Los efectos secundarios y otros problemas clínicos deberán abordarse a medida que avanza la investigación con células madre adultas y se inician más ensayos en humanos. Esos estudios contribuirán en gran medida a determinar finalmente el potencial médico real de estas notables células. Pero por ahora, el futuro de las células madre adultas sigue estrechamente vinculado a los debates políticos y éticos que rodean a sus primos embrionarios.

Entre muchos investigadores, se ha vuelto casi políticamente incorrecto hablar con desmedido entusiasmo sobre la investigación con células madre adultas, no porque la investigación no sea emocionante, sino porque tales elogios inevitablemente han proporcionado municiones a los oponentes de la investigación con células madre embrionarias. El senador estadounidense Sam Brownback de Kansas, por ejemplo, utilizó resultados recientes del grupo de Prockop en Tulane y del grupo de Edwin M. Horwitz en el Hospital de Investigación Infantil St. Jude en Memphis, TN, para argumentar que las células madre adultas son tan potentes y versátiles que no existe necesitan destruir embriones para obtener sus células madre y, por lo tanto, no es necesario que el gobierno proporcione fondos para la investigación con células madre embrionarias. Pero Prockop refleja los puntos de vista de la mayoría de los científicos cuando dice: Podemos aprender de ambos grupos de células. Tenemos mucho que aprender para detener este trabajo.

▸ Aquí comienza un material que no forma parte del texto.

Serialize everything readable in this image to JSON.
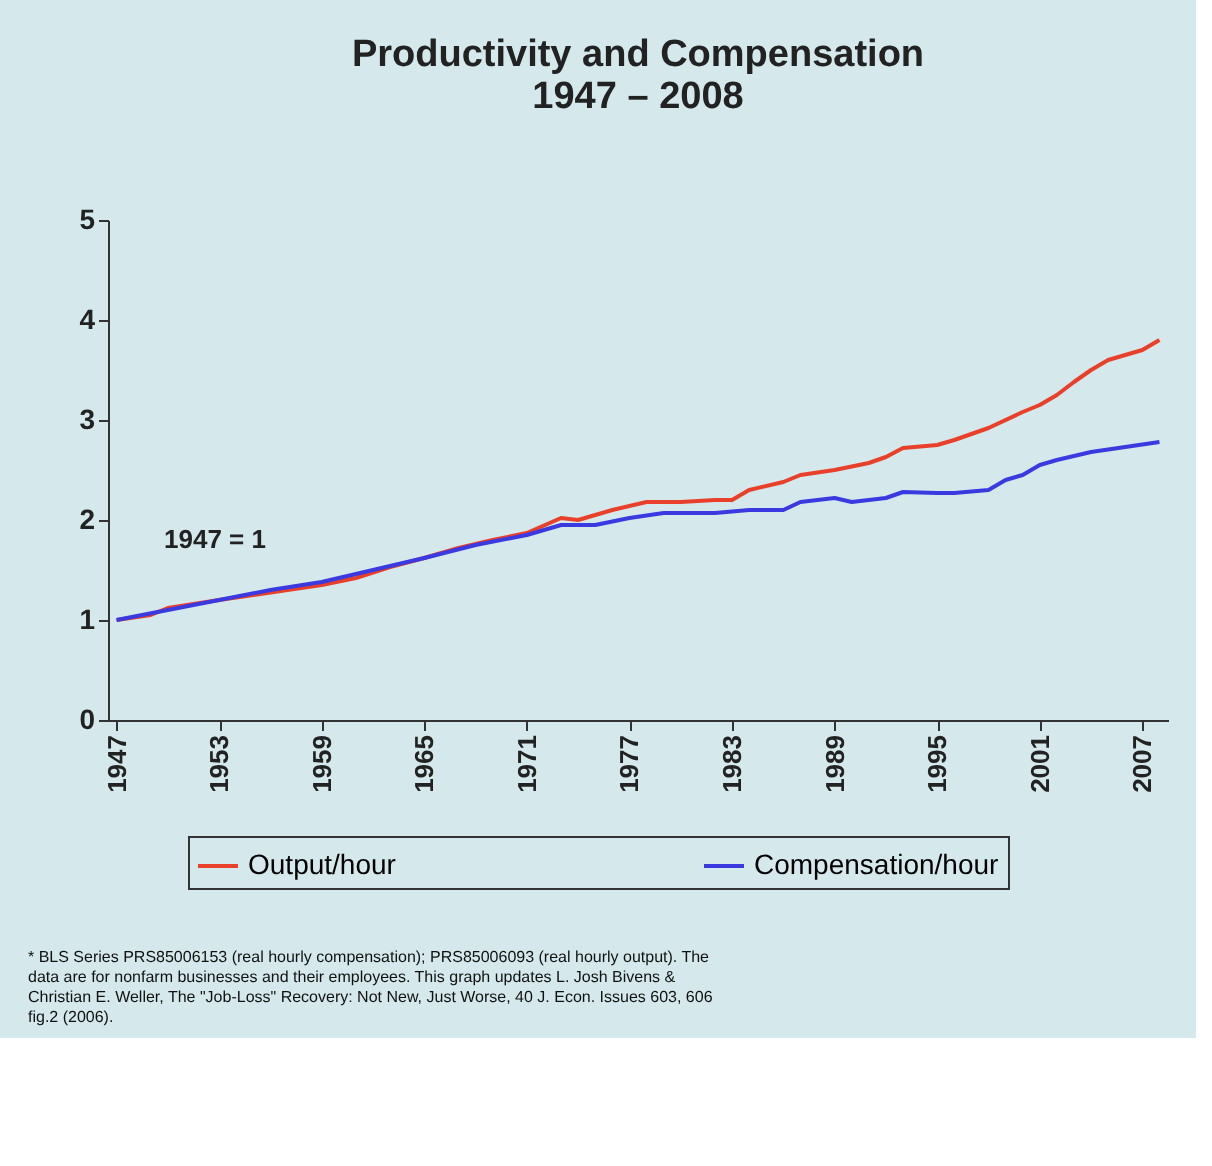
{
  "chart_data": {
    "type": "line",
    "title": [
      "Productivity and Compensation",
      "1947 – 2008"
    ],
    "xlim": [
      1946.5,
      2008.5
    ],
    "xticks": [
      1947,
      1953,
      1959,
      1965,
      1971,
      1977,
      1983,
      1989,
      1995,
      2001,
      2007
    ],
    "ylim": [
      0,
      5
    ],
    "yticks": [
      0,
      1,
      2,
      3,
      4,
      5
    ],
    "grid": false,
    "legend": "bottom",
    "line_style": "solid",
    "marker": "none",
    "annotations": [
      "1947 = 1",
      "* BLS Series PRS85006153 (real hourly compensation); PRS85006093 (real hourly output). The\ndata are for nonfarm businesses and their employees. This graph updates L. Josh Bivens &\nChristian E. Weller, The \"Job-Loss\" Recovery: Not New, Just Worse, 40 J. Econ. Issues 603, 606\nfig.2 (2006)."
    ],
    "series": [
      {
        "name": "Output/hour",
        "color": "#e8402a",
        "x": [
          1947,
          1949,
          1950,
          1953,
          1955,
          1957,
          1959,
          1961,
          1963,
          1965,
          1967,
          1969,
          1971,
          1973,
          1974,
          1976,
          1978,
          1980,
          1982,
          1983,
          1984,
          1986,
          1987,
          1989,
          1991,
          1992,
          1993,
          1995,
          1996,
          1998,
          2000,
          2001,
          2002,
          2003,
          2004,
          2005,
          2006,
          2007,
          2008
        ],
        "values": [
          1.0,
          1.05,
          1.12,
          1.2,
          1.25,
          1.3,
          1.35,
          1.42,
          1.53,
          1.62,
          1.72,
          1.8,
          1.87,
          2.02,
          2.0,
          2.1,
          2.18,
          2.18,
          2.2,
          2.2,
          2.3,
          2.38,
          2.45,
          2.5,
          2.57,
          2.63,
          2.72,
          2.75,
          2.8,
          2.92,
          3.08,
          3.15,
          3.25,
          3.38,
          3.5,
          3.6,
          3.65,
          3.7,
          3.8
        ]
      },
      {
        "name": "Compensation/hour",
        "color": "#3a3ae0",
        "x": [
          1947,
          1950,
          1953,
          1956,
          1959,
          1962,
          1965,
          1968,
          1971,
          1973,
          1975,
          1977,
          1979,
          1982,
          1984,
          1986,
          1987,
          1989,
          1990,
          1992,
          1993,
          1995,
          1996,
          1998,
          1999,
          2000,
          2001,
          2002,
          2004,
          2006,
          2008
        ],
        "values": [
          1.0,
          1.1,
          1.2,
          1.3,
          1.38,
          1.5,
          1.62,
          1.75,
          1.85,
          1.95,
          1.95,
          2.02,
          2.07,
          2.07,
          2.1,
          2.1,
          2.18,
          2.22,
          2.18,
          2.22,
          2.28,
          2.27,
          2.27,
          2.3,
          2.4,
          2.45,
          2.55,
          2.6,
          2.68,
          2.73,
          2.78
        ]
      }
    ]
  }
}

De hecho, quedan por responder preguntas científicas sustantivas antes de poder determinar los méritos relativos de las células madre embrionarias y adultas. Algunos científicos afirman que las células madre embrionarias son más fáciles de cultivar y, sin duda, son capaces de tener más destinos celulares, pero también presentan un riesgo pequeño pero teórico de convertirse en tejidos cancerosos. Las células madre adultas pueden no ser tan potentes como las células madre embrionarias, pero los resultados clínicos preliminares sugieren que son seguras en humanos. Sin embargo, tienen muchos críticos académicos. El biólogo de Stanford Irving Weissman sostiene que, casi sin excepción, las células adultas no se han caracterizado con suficiente rigor, y descarta a los políticos y figuras religiosas que promocionan las virtudes de las células madre adultas, diciendo: Aquellos que han afirmado que las células madre adultas humanas podemos hacer todo y cualquier cosa que queramos parece saber algo que los expertos no saben.

me siento como un robot

No obstante, prácticamente todos los investigadores que han puesto sus manos sobre las células madre adultas y embrionarias las ven marcando el comienzo de un nuevo tipo de medicina en el siglo XXI, donde la sabiduría curativa de estos poderosos agentes biológicos proporciona una especie de curación in situ, donde la reparación y la regeneración son posibilidades sorprendentemente reales, en las que la farmacia del futuro probablemente dispensará bolsas de células como frascos de píldoras. La pregunta, tanto política como científica, es qué tan rápido vamos a llegar allí.